- Directed by: Rudolf van den Berg
- Written by: Annemarie Vandeputte Leon Dewinter (book)
- Produced by: Anne Lourdon George Sluizer
- Music by: Van der Wilgen
- Distributed by: MSG Film
- Release date: 10 May 1984;
- Running time: 91 minutes
- Country: Netherlands
- Language: Dutch

= Bastille (film) =

Bastille is a Dutch film by Rudolf van den Berg with Derek de Lint and Evelyne Dress in the leading role.

The script of the movie is based on the book La Place de la Bastille by Leon de Winter, alternatively known as De Burght.
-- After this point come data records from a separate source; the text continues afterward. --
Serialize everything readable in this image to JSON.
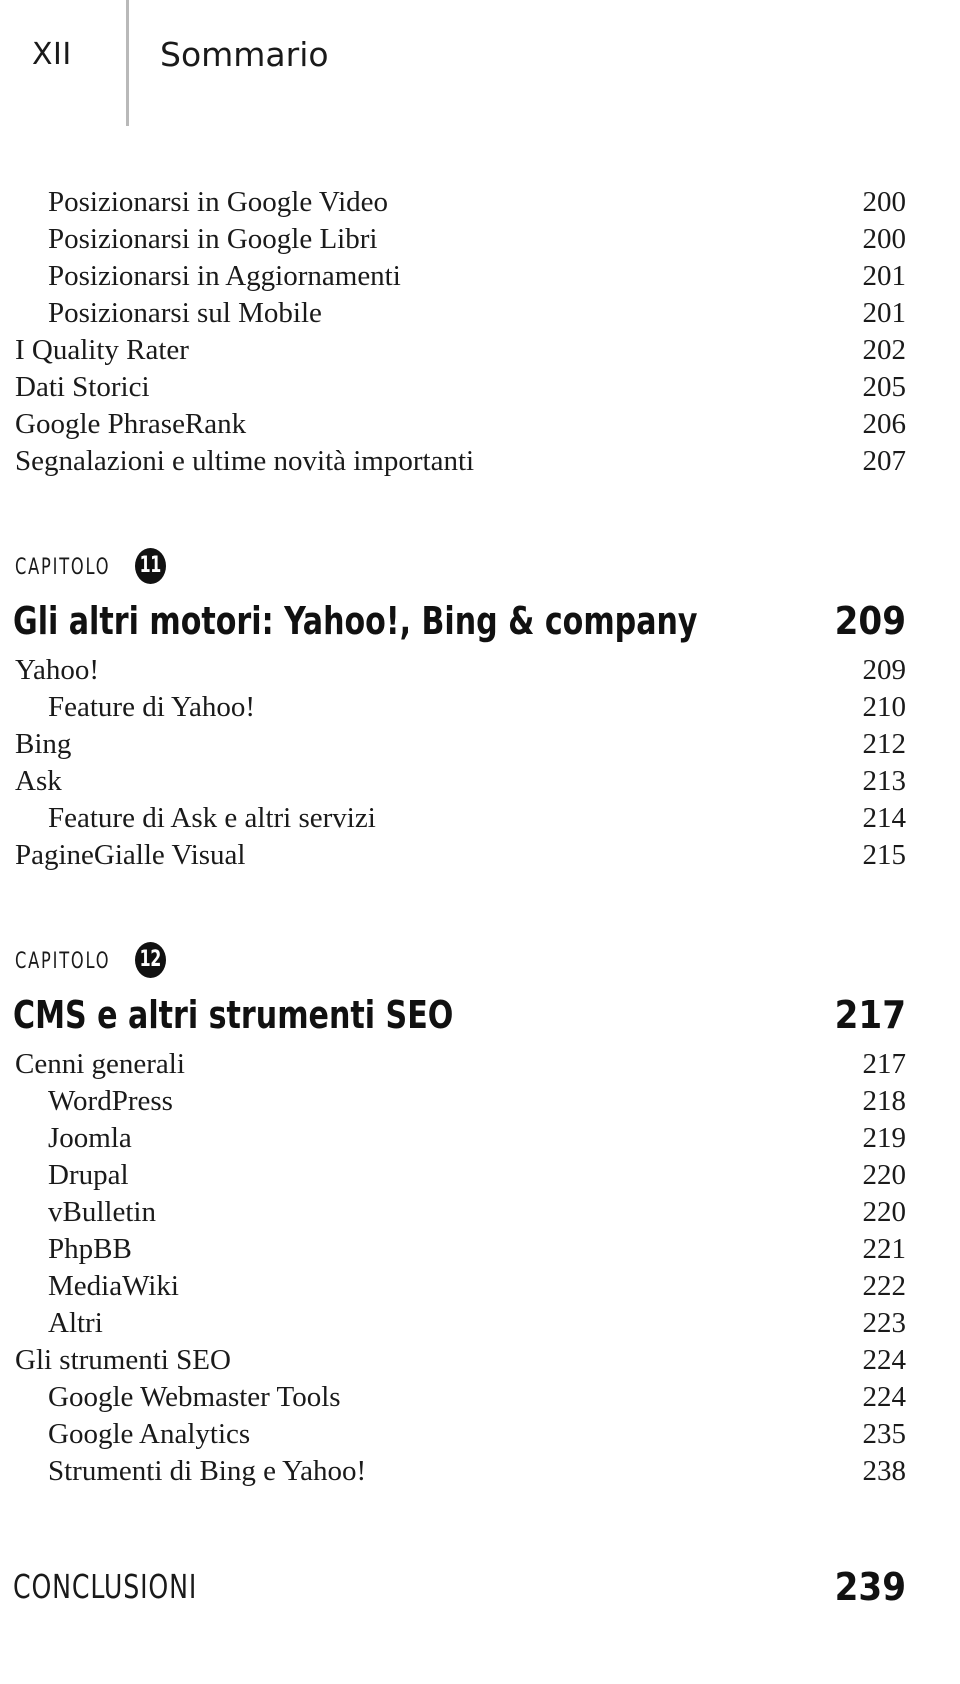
{
  "header": {
    "folio": "XII",
    "title": "Sommario"
  },
  "toc": {
    "leading_entries": [
      {
        "label": "Posizionarsi in Google Video",
        "page": "200",
        "level": 2
      },
      {
        "label": "Posizionarsi in Google Libri",
        "page": "200",
        "level": 2
      },
      {
        "label": "Posizionarsi in Aggiornamenti",
        "page": "201",
        "level": 2
      },
      {
        "label": "Posizionarsi sul Mobile",
        "page": "201",
        "level": 2
      },
      {
        "label": "I Quality Rater",
        "page": "202",
        "level": 1
      },
      {
        "label": "Dati Storici",
        "page": "205",
        "level": 1
      },
      {
        "label": "Google PhraseRank",
        "page": "206",
        "level": 1
      },
      {
        "label": "Segnalazioni e ultime novità importanti",
        "page": "207",
        "level": 1
      }
    ],
    "chapters": [
      {
        "kicker": "CAPITOLO",
        "number": "11",
        "title": "Gli altri motori: Yahoo!, Bing & company",
        "page": "209",
        "entries": [
          {
            "label": "Yahoo!",
            "page": "209",
            "level": 1
          },
          {
            "label": "Feature di Yahoo!",
            "page": "210",
            "level": 2
          },
          {
            "label": "Bing",
            "page": "212",
            "level": 1
          },
          {
            "label": "Ask",
            "page": "213",
            "level": 1
          },
          {
            "label": "Feature di Ask e altri servizi",
            "page": "214",
            "level": 2
          },
          {
            "label": "PagineGialle Visual",
            "page": "215",
            "level": 1
          }
        ]
      },
      {
        "kicker": "CAPITOLO",
        "number": "12",
        "title": "CMS e altri strumenti SEO",
        "page": "217",
        "entries": [
          {
            "label": "Cenni generali",
            "page": "217",
            "level": 1
          },
          {
            "label": "WordPress",
            "page": "218",
            "level": 2
          },
          {
            "label": "Joomla",
            "page": "219",
            "level": 2
          },
          {
            "label": "Drupal",
            "page": "220",
            "level": 2
          },
          {
            "label": "vBulletin",
            "page": "220",
            "level": 2
          },
          {
            "label": "PhpBB",
            "page": "221",
            "level": 2
          },
          {
            "label": "MediaWiki",
            "page": "222",
            "level": 2
          },
          {
            "label": "Altri",
            "page": "223",
            "level": 2
          },
          {
            "label": "Gli strumenti SEO",
            "page": "224",
            "level": 1
          },
          {
            "label": "Google Webmaster Tools",
            "page": "224",
            "level": 2
          },
          {
            "label": "Google Analytics",
            "page": "235",
            "level": 2
          },
          {
            "label": "Strumenti di Bing e Yahoo!",
            "page": "238",
            "level": 2
          }
        ]
      }
    ],
    "closing": {
      "label": "CONCLUSIONI",
      "page": "239"
    }
  },
  "colors": {
    "text": "#1a1a1a",
    "heading": "#111111",
    "badge_background": "#111111",
    "badge_text": "#ffffff",
    "header_rule": "#b9b9b9",
    "page_background": "#ffffff"
  }
}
Director Rudolph van den Berg received his second Gouden Kalf for best director. Bastille was a success in cinemas.

== Storyline ==
History teacher Paul de Wit, a forty-year-old man, is having a hard time. He is married, has a solid job, but has started to dislike everything in his life. He and his wife have grown apart over the years and he gets little to no satisfaction from his work as a teacher. For years he's been working on book on the flight of King Louis XVI during the French Revolution. When Louis and his wife reached Varennes, they were detained by revolutionaries and sent back to Paris. Once returned, the king was allowed to keep his position at first but was later deposed, the monarchy was abolished, and the king was tried and decapitated using the guillotine. Paul is fascinated by the idea of what would have happened if the attempted escape by Louis had been successful. Yet, his view on history in general is what makes him falter in his attempts. According to Paul, history does not consist of certainties but rather it consists of serendipitous elements. However, he does not seem to understand the necessity of some crucial events, for example, he is haunted by his own past. He is Jewish and born during the Second World War, his parents were gassed as well as his twin brother Philip, a fact which he learns at a later time. Because his brother is dead and he is still alive, he asks himself whether or not his existence is based on pure coincidence. During the summer holidays, he travels to Paris to collect more information to include in his book. In Paris he meets Pauline, a Jewish Frenchwoman, and begins an affair with her. At the Place de la Bastille, the starting point of the French Revolution, Pauline takes a picture of Paul. Once back home, Paul develops the film and discovers a man walking behind him in the background. That man turns out to be the spitting image of Paul. Paul sees only one explanation, that man is his supposedly dead twin brother. He decides to go back to Paris and starts searching for his brother. After searching for a long time in Paris, it dawns on him that he is in fact not looking for his brother Philip but he is in search of himself. Upon realising this, he returns to his family.

==Cast==
- Derek de Lint - Paul de Wit / Nathan Blum
- Geert de Jong - Mieke de Wit
- Evelyne Dress - Nadine
- Loudi Nijhoff - midwife
- Ischa Meijer - Prof. Polak
- Dora Doll - Mrs. Friedlander
- Iboya Takacs - Hanna
- Kim Bagmeijer - Myriam
- Pierre Vial - Mr. Weinstock
- Tamar Baruch - Batseba
- Frank Schaafsma - Hein de Vries
- François Guizerix - Station bartender
- Anne Lordon - librarian
- George Sluizer- homeless person / first taxi driver
- René Bourdet - photographer

== Background ==
Bastille was Rudolph van den Berg's first major motion picture. With help from director George Sluizer as his producer, they made the film with a budget of only 330,000 euro. The theme of the movie, a Jewish man living unknowingly during the Second World War, struggling with his Jewish identity and the trauma of the Holocaust, was a theme close to van den Berg's own life. At the end of the seventies, the director was struggling with his Jewish identity. He was what is known as a second generation victim, children of victims of the German occupation wondering how the Holocaust could have happened. At first, van den Berg studied political science because he was interested in the connections between the oppressor and his victims with a few brave ones in between the two. In his films, he tried to shape whatever he found difficult to process.